Now I go with my feelings. And my feelings tell me to press my hand down further against John’s. They tell me to wriggle my fingers under his. They tell me to hold him.
He looks down at my hand, then up at my face. “I’m not your king anymore. I can’t demand anything of you.”
“You can request,” I say quietly.
He looks at me. He nods. “Then I request your help. I request… your camaraderie. This new world will be just that – a new world. The times ahead of us will be the most critical. As the rules slip away and people chart their own destinies, we will need strong, good people to keep the rules,” he says.
I am with him for every single word, until the last one.
I flinch.
He notices. “What is it?
Rules, ha?
A part of me wants to throw all rules out forever. To get rid of any single constraint on humans. But that part of me doesn’t live in the modern world. It doesn’t appreciate that in order for people to get by, you need laws. You need regulations dictating that you can’t do what you want to anyone.
But those rules aren’t the same as the yoke of the game, are they? Laws help people to interact – they don’t stop you from finding your own destiny.
Just before John can think I’m rejecting him, I fasten my grip around his. “I’ll help you. We’ll help each other,” I add.

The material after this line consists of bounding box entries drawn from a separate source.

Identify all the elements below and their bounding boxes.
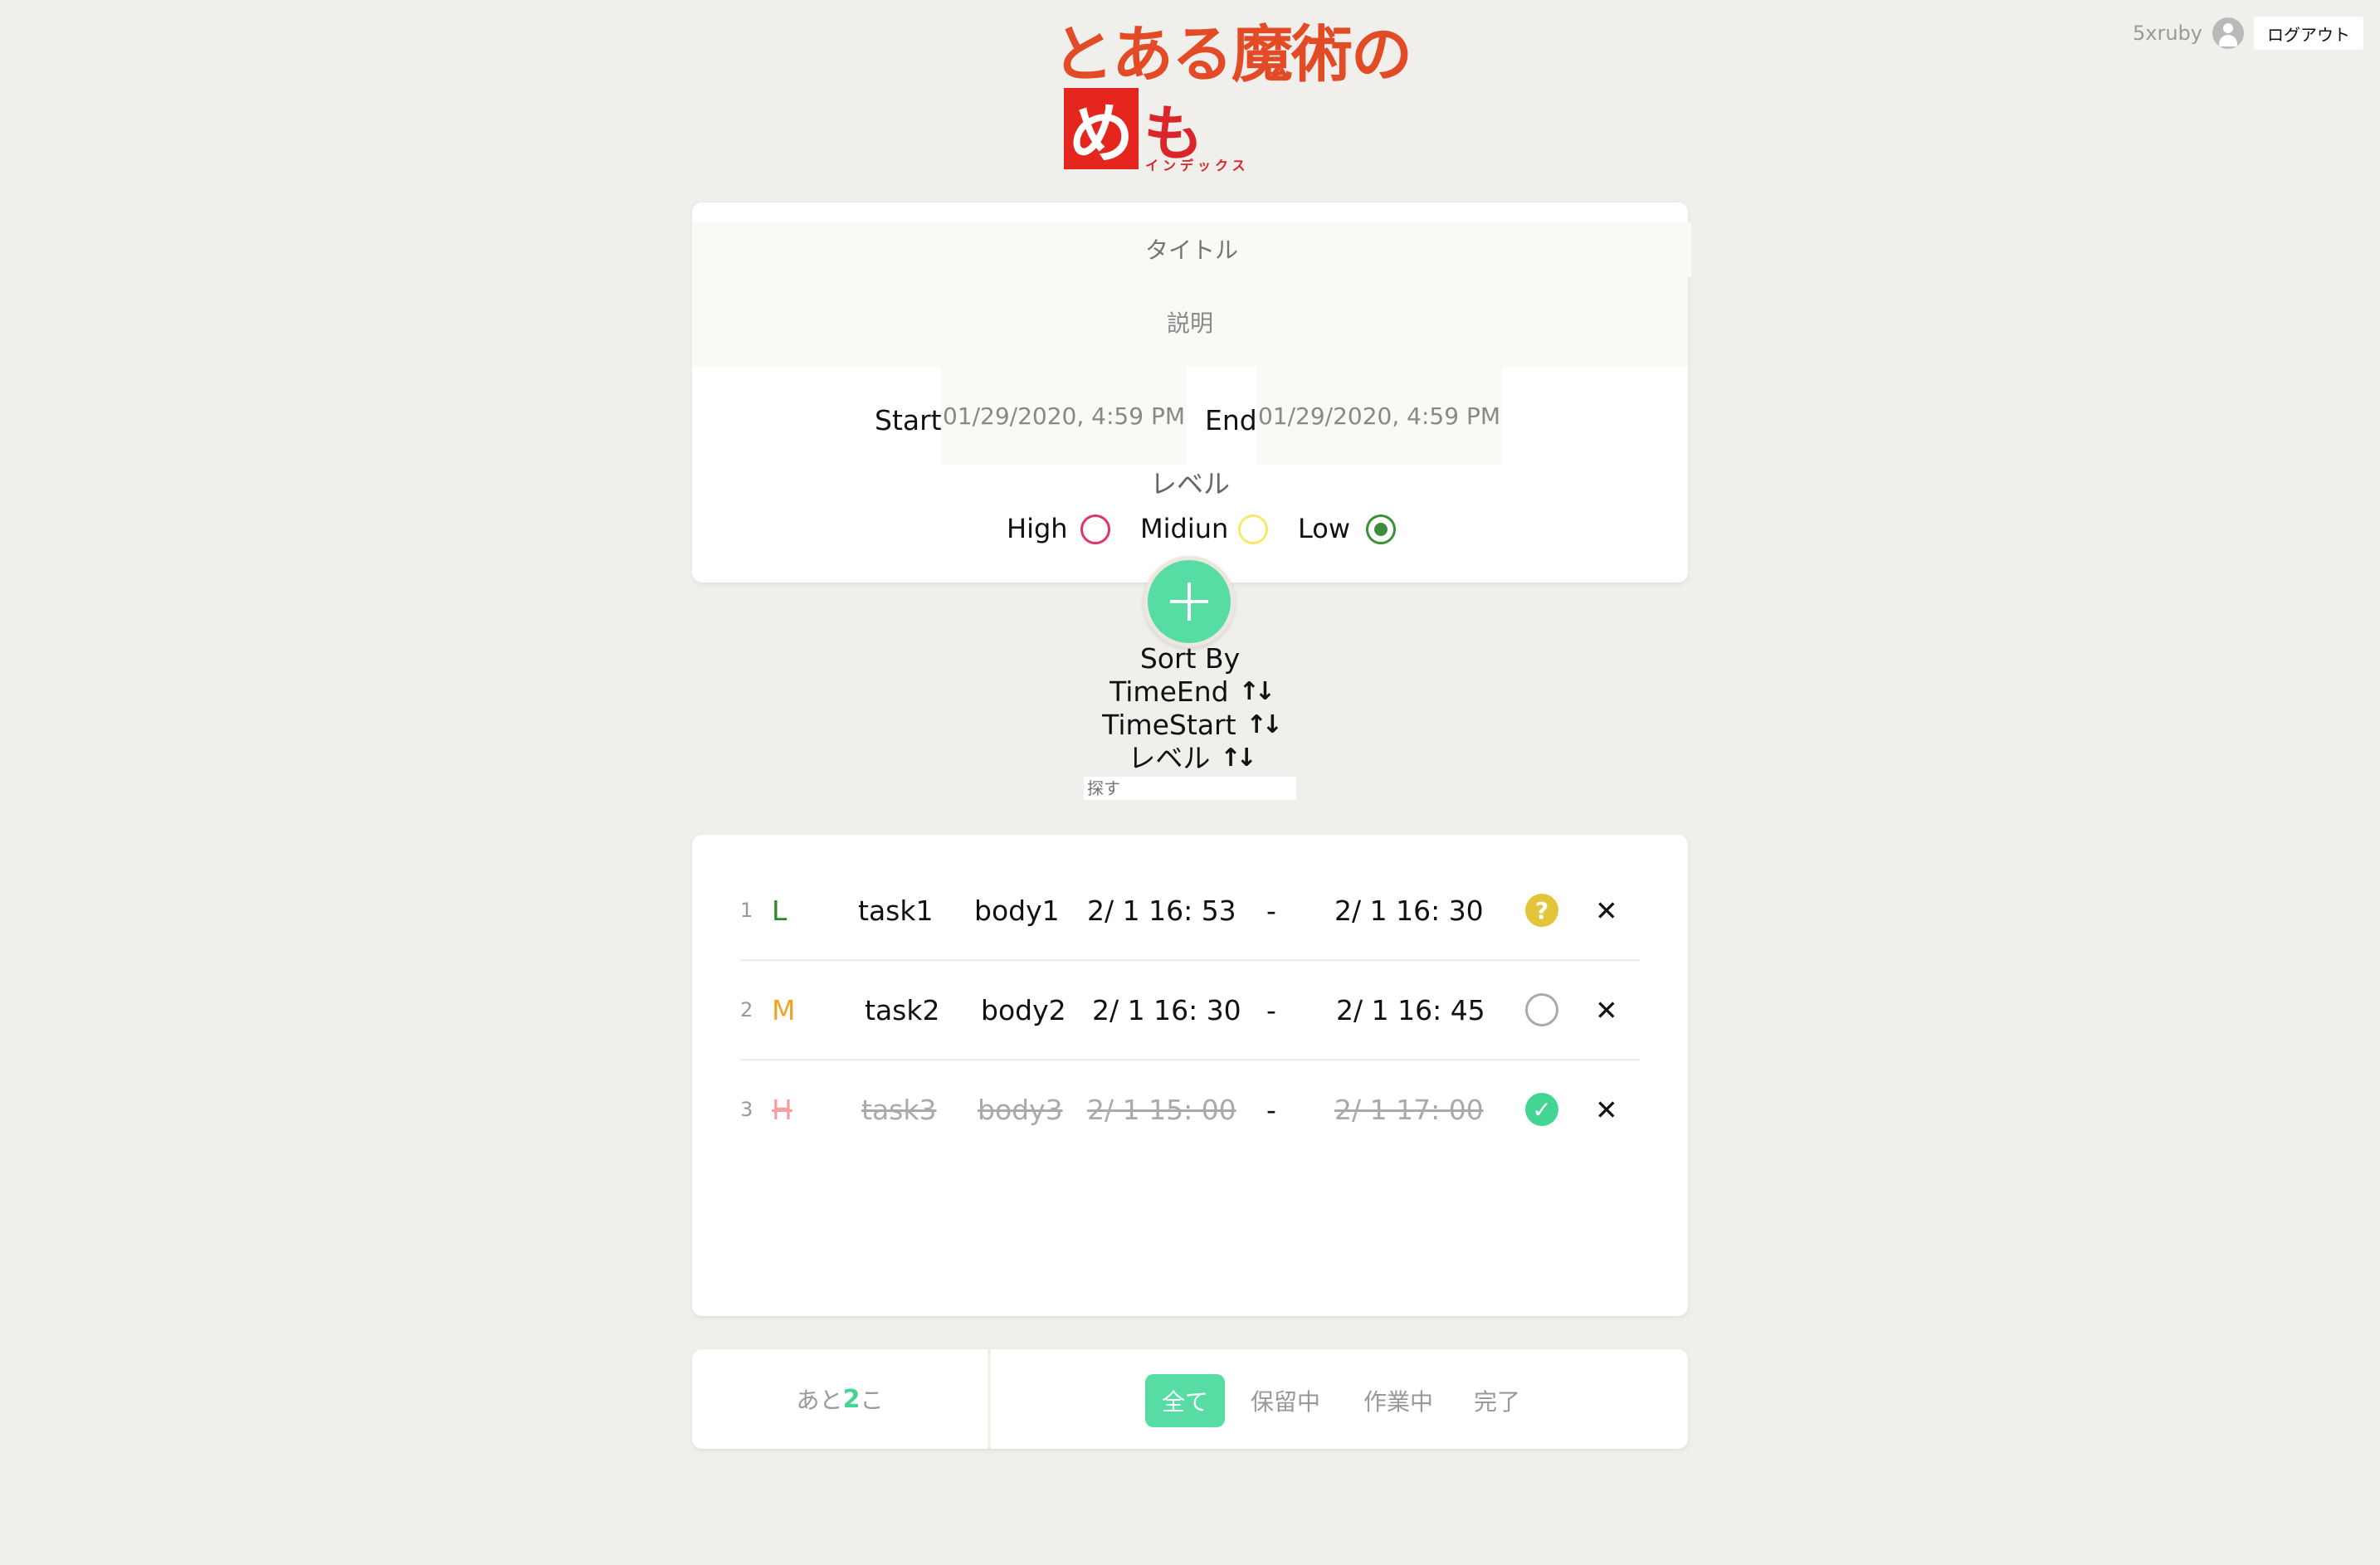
task-level: L — [772, 894, 788, 927]
task-number: 3 — [740, 1098, 754, 1121]
question-icon[interactable]: ? — [1525, 894, 1558, 927]
task-end: 2/ 1 17: 00 — [1334, 1093, 1484, 1126]
level-low-radio[interactable] — [1366, 514, 1396, 544]
filter-bar: あと 2 こ 全て 保留中 作業中 完了 — [692, 1349, 1688, 1449]
remaining-prefix: あと — [796, 1387, 843, 1414]
search-input[interactable] — [1084, 777, 1296, 800]
task-body: body2 — [981, 993, 1066, 1026]
task-row: 3 H task3 body3 2/ 1 15: 00 - 2/ 1 17: 0… — [740, 1060, 1640, 1158]
task-dash: - — [1266, 894, 1276, 927]
filter-done-button[interactable]: 完了 — [1464, 1374, 1530, 1427]
task-status-button[interactable]: ✓ — [1525, 1060, 1558, 1158]
title-input[interactable] — [692, 222, 1691, 277]
sort-arrows-icon[interactable]: ↑↓ — [1246, 709, 1283, 742]
filter-all-button[interactable]: 全て — [1145, 1374, 1225, 1427]
sort-timestart[interactable]: TimeStart ↑↓ — [941, 709, 1439, 742]
level-high-label: High — [1007, 513, 1068, 544]
sort-title: Sort By — [1139, 642, 1241, 675]
sort-area: Sort By TimeEnd ↑↓ TimeStart ↑↓ レベル ↑↓ — [941, 642, 1439, 775]
logout-button[interactable]: ログアウト — [2254, 17, 2363, 50]
level-label: レベル — [1149, 468, 1230, 500]
task-status-button[interactable] — [1525, 961, 1558, 1059]
end-datetime-input[interactable]: 01/29/2020, 4:59 PM — [1256, 367, 1502, 465]
check-icon[interactable]: ✓ — [1525, 1093, 1558, 1126]
task-end: 2/ 1 16: 30 — [1334, 894, 1484, 927]
description-input[interactable] — [692, 275, 1688, 367]
start-label: Start — [875, 404, 942, 436]
task-row: 2 M task2 body2 2/ 1 16: 30 - 2/ 1 16: 4… — [740, 961, 1640, 1059]
sort-timeend-label: TimeEnd — [1110, 675, 1229, 708]
task-title: task3 — [861, 1093, 937, 1126]
task-title: task1 — [858, 894, 934, 927]
task-title: task2 — [865, 993, 940, 1026]
task-number: 1 — [740, 899, 754, 922]
logo-subtitle: インデックス — [1145, 158, 1250, 173]
logo: とある魔術の め も インデックス — [1052, 5, 1412, 173]
task-list-card: 1 L task1 body1 2/ 1 16: 53 - 2/ 1 16: 3… — [692, 835, 1688, 1316]
task-body: body1 — [974, 894, 1060, 927]
circle-icon[interactable] — [1525, 993, 1558, 1026]
end-label: End — [1205, 404, 1257, 436]
sort-timeend[interactable]: TimeEnd ↑↓ — [941, 675, 1439, 709]
user-area: 5xruby ログアウト — [2133, 17, 2363, 50]
task-level: M — [772, 993, 796, 1026]
close-icon[interactable]: ✕ — [1595, 994, 1618, 1026]
add-task-button[interactable] — [1144, 556, 1235, 647]
remaining-count: あと 2 こ — [692, 1349, 988, 1449]
task-form-card: 説明 Start 01/29/2020, 4:59 PM End 01/29/2… — [692, 202, 1691, 583]
task-level: H — [772, 1093, 793, 1126]
task-row: 1 L task1 body1 2/ 1 16: 53 - 2/ 1 16: 3… — [740, 861, 1640, 959]
task-body: body3 — [978, 1093, 1063, 1126]
task-dash: - — [1266, 1093, 1276, 1126]
sort-level[interactable]: レベル ↑↓ — [941, 742, 1439, 775]
close-icon[interactable]: ✕ — [1595, 1094, 1618, 1126]
task-status-button[interactable]: ? — [1525, 861, 1558, 959]
sort-level-label: レベル — [1128, 742, 1211, 774]
remaining-suffix: こ — [860, 1387, 884, 1414]
delete-button[interactable]: ✕ — [1595, 961, 1618, 1059]
task-start: 2/ 1 15: 00 — [1087, 1093, 1236, 1126]
start-datetime-input[interactable]: 01/29/2020, 4:59 PM — [941, 367, 1187, 465]
filter-in-progress-button[interactable]: 作業中 — [1353, 1374, 1444, 1427]
logo-title: とある魔術の — [1052, 19, 1412, 90]
task-dash: - — [1266, 993, 1276, 1026]
level-mid-radio[interactable] — [1238, 514, 1268, 544]
delete-button[interactable]: ✕ — [1595, 1060, 1618, 1158]
task-start: 2/ 1 16: 30 — [1092, 993, 1241, 1026]
sort-arrows-icon[interactable]: ↑↓ — [1220, 742, 1256, 775]
task-number: 2 — [740, 998, 754, 1021]
filter-pending-button[interactable]: 保留中 — [1240, 1374, 1331, 1427]
close-icon[interactable]: ✕ — [1595, 895, 1618, 927]
sort-arrows-icon[interactable]: ↑↓ — [1239, 675, 1275, 709]
delete-button[interactable]: ✕ — [1595, 861, 1618, 959]
username: 5xruby — [2133, 22, 2202, 45]
remaining-number: 2 — [842, 1384, 861, 1414]
task-end: 2/ 1 16: 45 — [1336, 993, 1485, 1026]
level-low-label: Low — [1298, 513, 1351, 544]
sort-timestart-label: TimeStart — [1102, 709, 1236, 741]
level-mid-label: Midiun — [1140, 513, 1229, 544]
footer-divider — [988, 1349, 991, 1449]
logo-me-block: め — [1064, 88, 1139, 172]
level-high-radio[interactable] — [1080, 514, 1110, 544]
task-start: 2/ 1 16: 53 — [1087, 894, 1236, 927]
avatar-icon — [2212, 17, 2244, 49]
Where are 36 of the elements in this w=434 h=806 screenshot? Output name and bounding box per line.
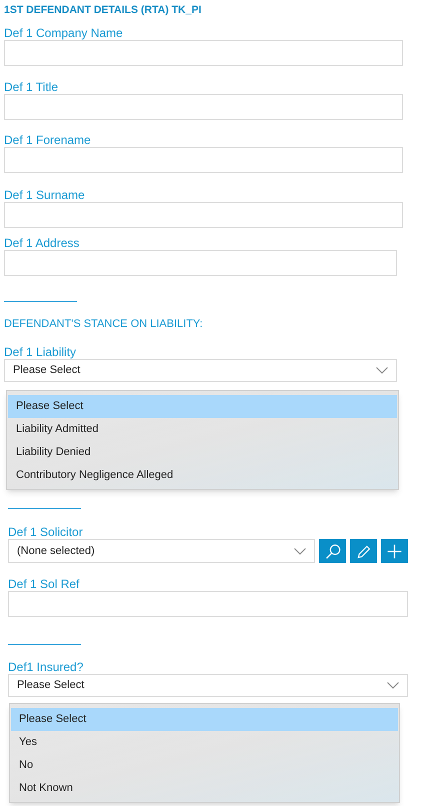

It takes him a moment to part his lips and whisper, “Thank you.” And the reason it takes him a moment to whisper those words is his attention locks on me. It roves over my face and centers on my mouth.
Maybe he’s waiting to see what I’ll say next. Or maybe he wants to do something else with my lips.
Or maybe, just like me, he’s taken by the opportunities of the moment.
I’m no longer a queen. I still have my magic, though. And that magic is helping heal me now. It enables me to sit. To twist. To face John.
It enables me to bring up a hand and press it against his shoulder.
It enables me to lean in.
I would never have truly kissed John as a queen. And I imagine he wouldn’t have been able to truly kiss me, either. But the game is gone.
And our destinies have slipped away with it.
What’s left is something far more important. Something far more fundamental. It’s something I will never let go of again.
I lean forward, and we kiss. Is it the most passionate kiss I’ve ever had?
No.
I don’t throw myself at him like I did with Spencer. It lacks Spencer’s blinding heat, too.
But what it does have is something far more precious.
Hope. Hope that’s locked there in every hot press of his lips against mine. Hope that lingers in his warm breath. Hope that presses into me along with the firm touch of his fingers against my cheek.
The hope of two destinies unleashed.
Is the path ahead going to be easy?
Hell no.
Will we come across more problems? Absolutely.
Will I be forced to fight again? Probably. But will it be different this time?
Yes.
Back when I was stuck in the game, nobody could change. Now?
I will throw myself into finding the good side of everything. And if I can’t find it, I’ll create it.
The end of The Last Queen. I hope you enjoyed this series.